Infectious disease expert Dr Mike Tildesley said it is “possible” to keep the reproductive number – or R value – of the virus below 1 with schools open, but everyone must continue to follow “all the other rules”.

Schools in England are due to reopen from Monday, a move Education Secretary Gavin Williamson said marks the “beginning of the road back to normality”.

Parents are urged not to crowd school gates, which has happened previously in some cases in Bolton.

Dr Tildesley warned parents: “When you’re dropping your children off you need to maintain social distancing.

“Just because you’re not in the home with your young children don’t use it as an excuse to go out and mix with other people that you otherwise wouldn’t have done.

“It’s possible with schools open we can keep the R number below 1 but if we are going to achieve that we all need to keep following all the other rules.”
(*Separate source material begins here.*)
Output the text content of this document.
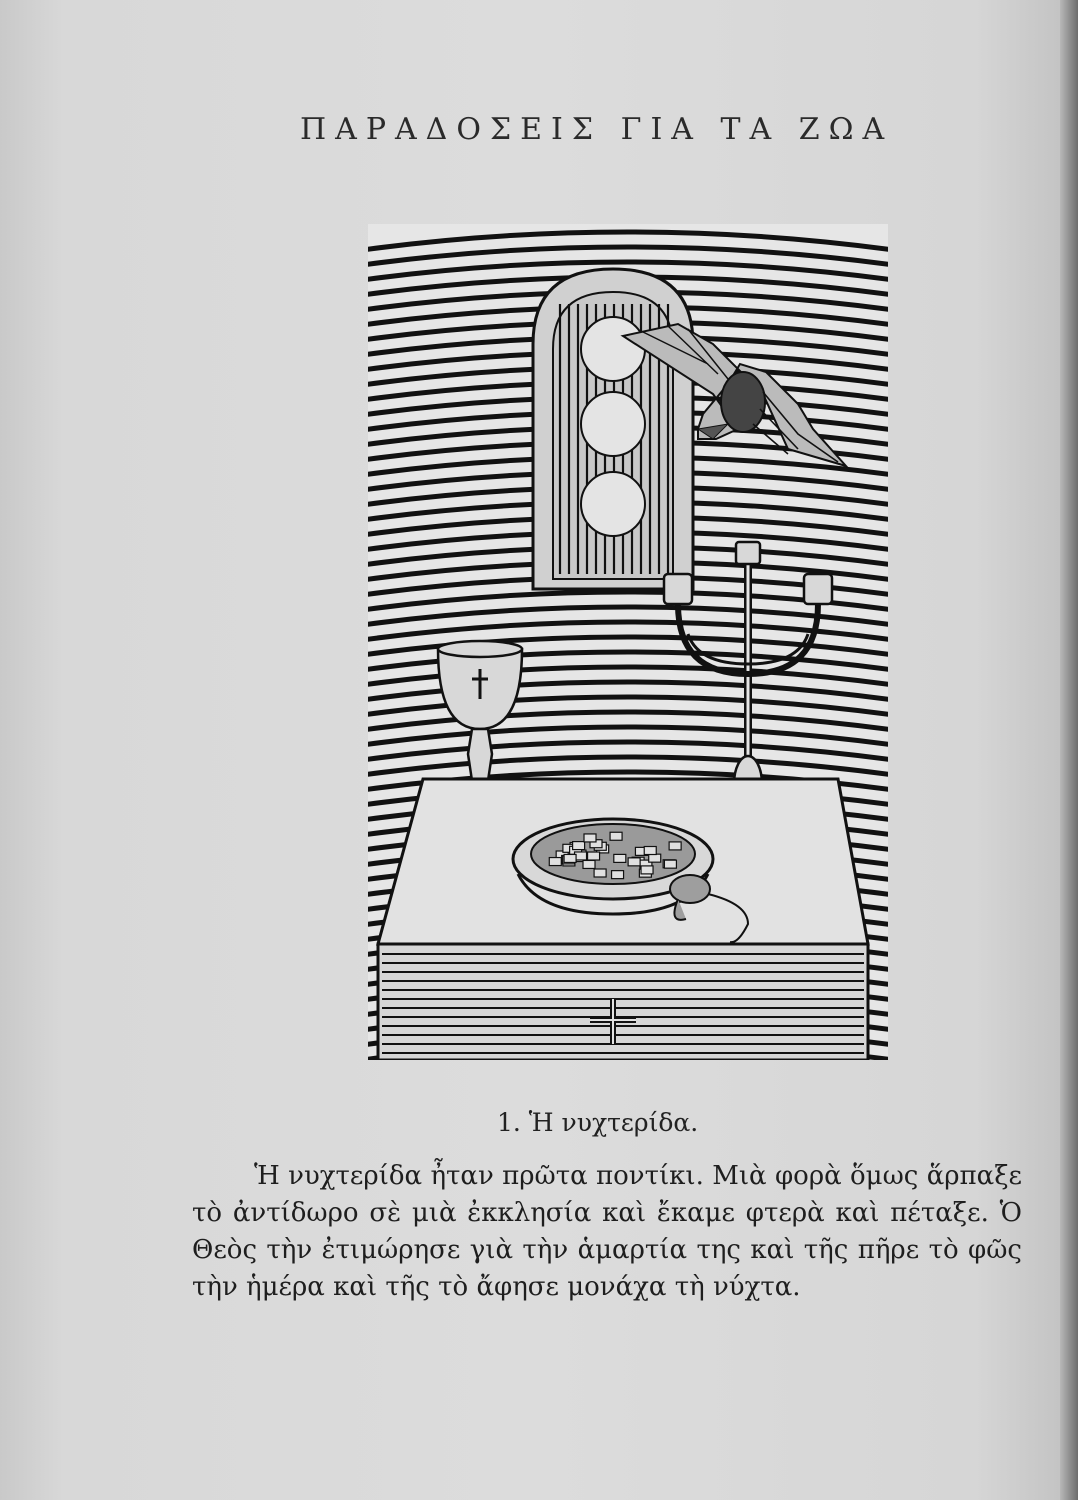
ΠΑΡΑΔΟΣΕΙΣ ΓΙΑ ΤΑ ΖΩΑ
1. Ἡ νυχτερίδα.

Ἡ νυχτερίδα ἦταν πρῶτα ποντίκι. Μιὰ φορὰ ὅμως ἅρπαξε τὸ ἀντίδωρο σὲ μιὰ ἐκκλησία καὶ ἔκαμε φτερὰ καὶ πέταξε. Ὁ Θεὸς τὴν ἐτιμώρησε γιὰ τὴν ἁμαρτία της καὶ τῆς πῆρε τὸ φῶς τὴν ἡμέρα καὶ τῆς τὸ ἄφησε μονάχα τὴ νύχτα.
Dr Tildesley told Times Radio that falling Covid-19 rates are most likely to be due to lockdown measures, and the impact of vaccinations “hopefully is yet to come”.

He said: “I think most of the reason the numbers are going in the right direction now is still due to lockdown.

“I think we haven’t quite seen the impact of vaccinations, probably start to come in round about now and having a little bit of an effect, but most of the effect thus far actually is probably the fact we have been under severe restrictions since the start of January.”

Deaths from coronavirus have fallen by 41% in a week, while hospital admissions have seen their fastest ever fall, the Health Secretary said on Friday.

Dr Tildesley, a member of the Government’s SPI-M modelling advisory panel, said: “We do need to get this balancing act correct and we need to open up at the rate of vaccinations and keep the R number in check, as it were.

“Definitely things are moving in the right direction but the next few weeks are going to be crucial for us to monitor what happens when schools open.

“Hopefully we can keep everything down and most importantly we can prevent seeing a rise in hospitalisations.”